Guinness Rishi and (left) the certificates of records on the wall of his house. Rishi may be a much-sought-after man in some countries, but in India, he lives in an obscure place in north-west Delhi’s Dheerpur locality. Image Credit: Nilima Pathak/Gulf News

New Delhi: New Delhi-based Guinness Rishi has a habit of breaking records. The 76-year-old has shot to international fame for over 22 records. Among the ones certified by Guinness World Records is - having the maximum number of ‘permanent’ tattoos on his body, cheeks and head.

The very recent tattoos that Rishi has got etched on his back are that of US President Donald Trump and Queen of England Elizabeth II. After a year in office, Indian Prime Minister Narendra Modi was tattooed on the right side of his body, giving company to former US President Barack Obama. The lotus symbol of the Bharatiya Janata Party found a place on the right side of his neck.

Rishi’s first record was created in 1990, when he, along with two friends, rode a Kinetic Honda scooter non-stop for 1,001 hours. He informs, “I had read that someone had attempted the longest non-stop scooter ride for 160 hours. My aim was to overtake that. But some months later the record was set for 360 hours and then for 560 hours. I realized, I had to think way ahead and began my preparations.”

It meant he could not stop to refuel, eat or go to the toilet. Rishi was then working as manager at an auto spare parts store and his experience came in handy. “I roped in two friends and we re-designed the scooter by attaching a sidecar to it, to accommodate two people. This was done so that we could continue our ride on rotation basis.”

Rishi and his friends rode non-stop for 42 days and equal number of nights on a circular track in Pune, covering 30,965 kms. “Each one of us would ride the scooter for two hours and when it was time for the next rider to hop on, the scooter would be slowed down. The record still stands unbroken,” he boasts.

Formerly known as Har Prakash Rishi, he changed his name to Guinness Rishi after the first record, As he put in: “Everyone began calling me by that name and it sounded nice and different.”

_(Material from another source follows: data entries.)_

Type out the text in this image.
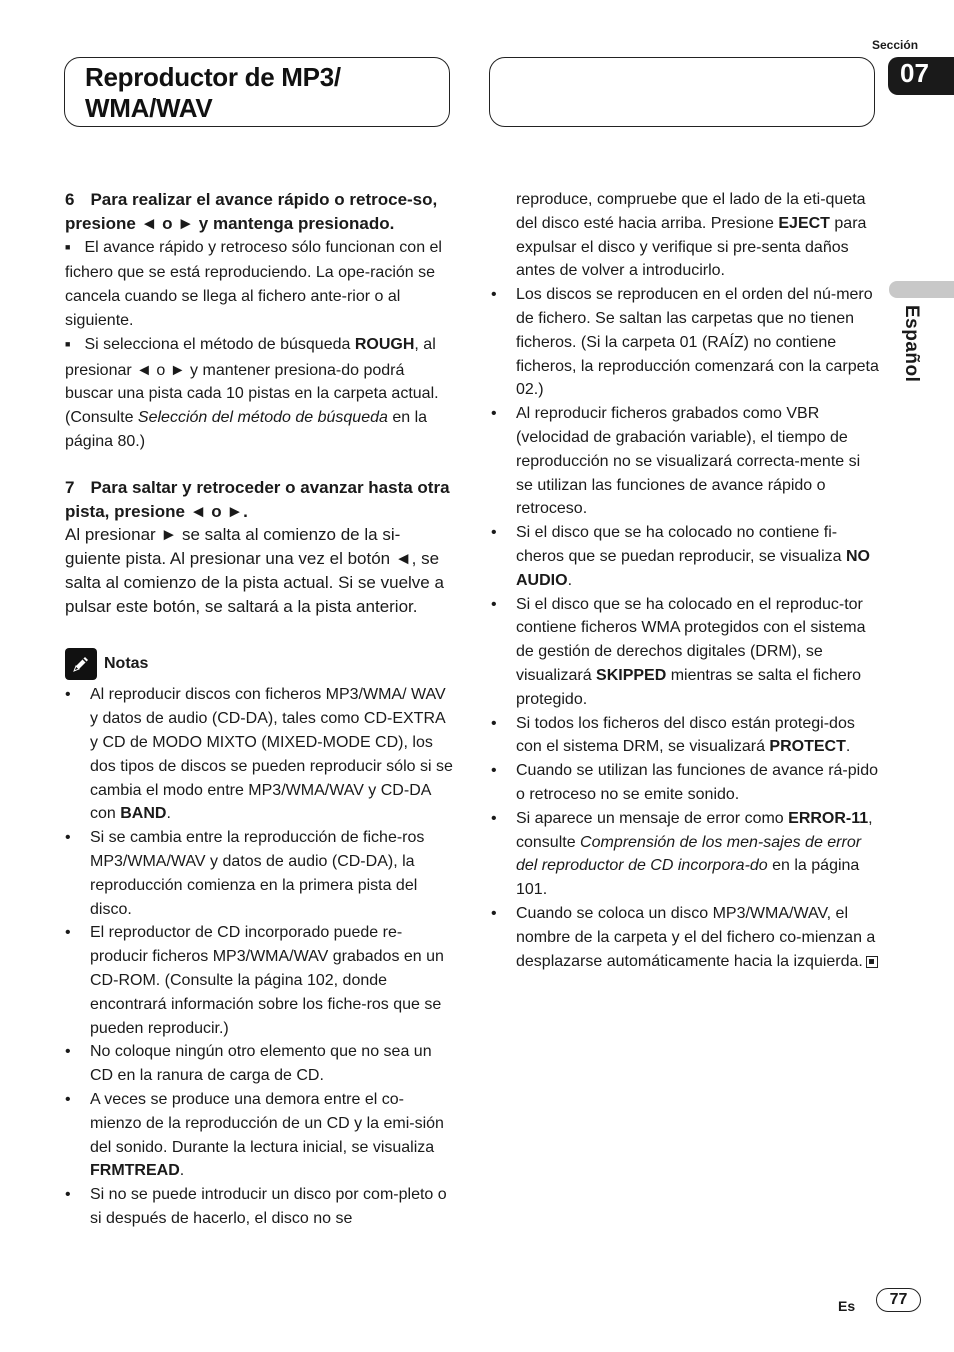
Reproductor de MP3/
WMA/WAV
Sección
07
Español
6 Para realizar el avance rápido o retroce-so, presione ◄ o ► y mantenga presionado.

■ El avance rápido y retroceso sólo funcionan con el fichero que se está reproduciendo. La ope-ración se cancela cuando se llega al fichero ante-rior o al siguiente.

■ Si selecciona el método de búsqueda ROUGH, al presionar ◄ o ► y mantener presiona-do podrá buscar una pista cada 10 pistas en la carpeta actual. (Consulte Selección del método de búsqueda en la página 80.)

7 Para saltar y retroceder o avanzar hasta otra pista, presione ◄ o ►.

Al presionar ► se salta al comienzo de la si-guiente pista. Al presionar una vez el botón ◄, se salta al comienzo de la pista actual. Si se vuelve a pulsar este botón, se saltará a la pista anterior.

Notas
• Al reproducir discos con ficheros MP3/WMA/ WAV y datos de audio (CD-DA), tales como CD-EXTRA y CD de MODO MIXTO (MIXED-MODE CD), los dos tipos de discos se pueden reproducir sólo si se cambia el modo entre MP3/WMA/WAV y CD-DA con BAND.
• Si se cambia entre la reproducción de fiche-ros MP3/WMA/WAV y datos de audio (CD-DA), la reproducción comienza en la primera pista del disco.
• El reproductor de CD incorporado puede re-producir ficheros MP3/WMA/WAV grabados en un CD-ROM. (Consulte la página 102, donde encontrará información sobre los fiche-ros que se pueden reproducir.)
• No coloque ningún otro elemento que no sea un CD en la ranura de carga de CD.
• A veces se produce una demora entre el co-mienzo de la reproducción de un CD y la emi-sión del sonido. Durante la lectura inicial, se visualiza FRMTREAD.
• Si no se puede introducir un disco por com-pleto o si después de hacerlo, el disco no se

reproduce, compruebe que el lado de la eti-queta del disco esté hacia arriba. Presione EJECT para expulsar el disco y verifique si pre-senta daños antes de volver a introducirlo.

• Los discos se reproducen en el orden del nú-mero de fichero. Se saltan las carpetas que no tienen ficheros. (Si la carpeta 01 (RAÍZ) no contiene ficheros, la reproducción comenzará con la carpeta 02.)
• Al reproducir ficheros grabados como VBR (velocidad de grabación variable), el tiempo de reproducción no se visualizará correcta-mente si se utilizan las funciones de avance rápido o retroceso.
• Si el disco que se ha colocado no contiene fi-cheros que se puedan reproducir, se visualiza NO AUDIO.
• Si el disco que se ha colocado en el reproduc-tor contiene ficheros WMA protegidos con el sistema de gestión de derechos digitales (DRM), se visualizará SKIPPED mientras se salta el fichero protegido.
• Si todos los ficheros del disco están protegi-dos con el sistema DRM, se visualizará PROTECT.
• Cuando se utilizan las funciones de avance rá-pido o retroceso no se emite sonido.
• Si aparece un mensaje de error como ERROR-11, consulte Comprensión de los men-sajes de error del reproductor de CD incorpora-do en la página 101.
• Cuando se coloca un disco MP3/WMA/WAV, el nombre de la carpeta y el del fichero co-mienzan a desplazarse automáticamente hacia la izquierda.
Es	77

His obsession with tattoos began in 2009, when Rishi got the national flags of some countries tattooed on his forehead. There was no looking back hence. Rishi began getting noticed wherever he went and the limelight got him addicted. The result is: 399 permanent tattoos, including 199 national flags, 185 maps and 2,985 characters stating, ‘Let Us Unite Against Terrorism’ in English, Hindi, Urdu, Arabic, German, Russian and Hebrew written all over his body.

“None of the flag is tattooed below the waist,” he clears. “That is out of respect for all nations,” he adds. But what does he get out of it? “It epitomizes my dream of a borderless world. Whenever I go abroad, children try to find their country’s flag on my body. At times, I have to take off my shirt to let them have a good look at my body,” he says.

Rishi may be a well-sought-after man in some countries, but in India, he lives in an obscure place. His house in north-west Delhi’s Dheerpur locality in Nirankari Colony is up a steep flight of narrow stairs. The main room is crammed with dusty magazines, newspapers, trophies and other paraphernalia – all lying in a haphazard manner. The wall of another room is full of framed records certificates.

Though Rishi is not afraid of getting new tattoos etched every now and then, as local anesthesia is administered before drawing it, he has to protect them from exposure to sun, as excessive sun can cause them to fade.

Apart from Guinness Records, he has also entered the Limca Book of Records for penning the longest ‘Will’ running into 489 pages and the shortest ‘Will’ is that of his wife. It reads: ‘All to son.’

Among some of the bizarre records Rishi has created is stuffing 496 straws in his mouth, for which he got all his teeth extracted. He confesses, “It was the most difficult record to make. But then some of my teeth had cavities, so I got rid of them.”

Other weird records include: hand-delivering a pizza over the longest distance – from New Delhi airport to London and Washington and finally reaching the Ripley’s Believe It or Not museum in San Francisco. “I have also created a record for drinking a bottle of ketchup in 39 seconds, although I hate ketchup!” he says.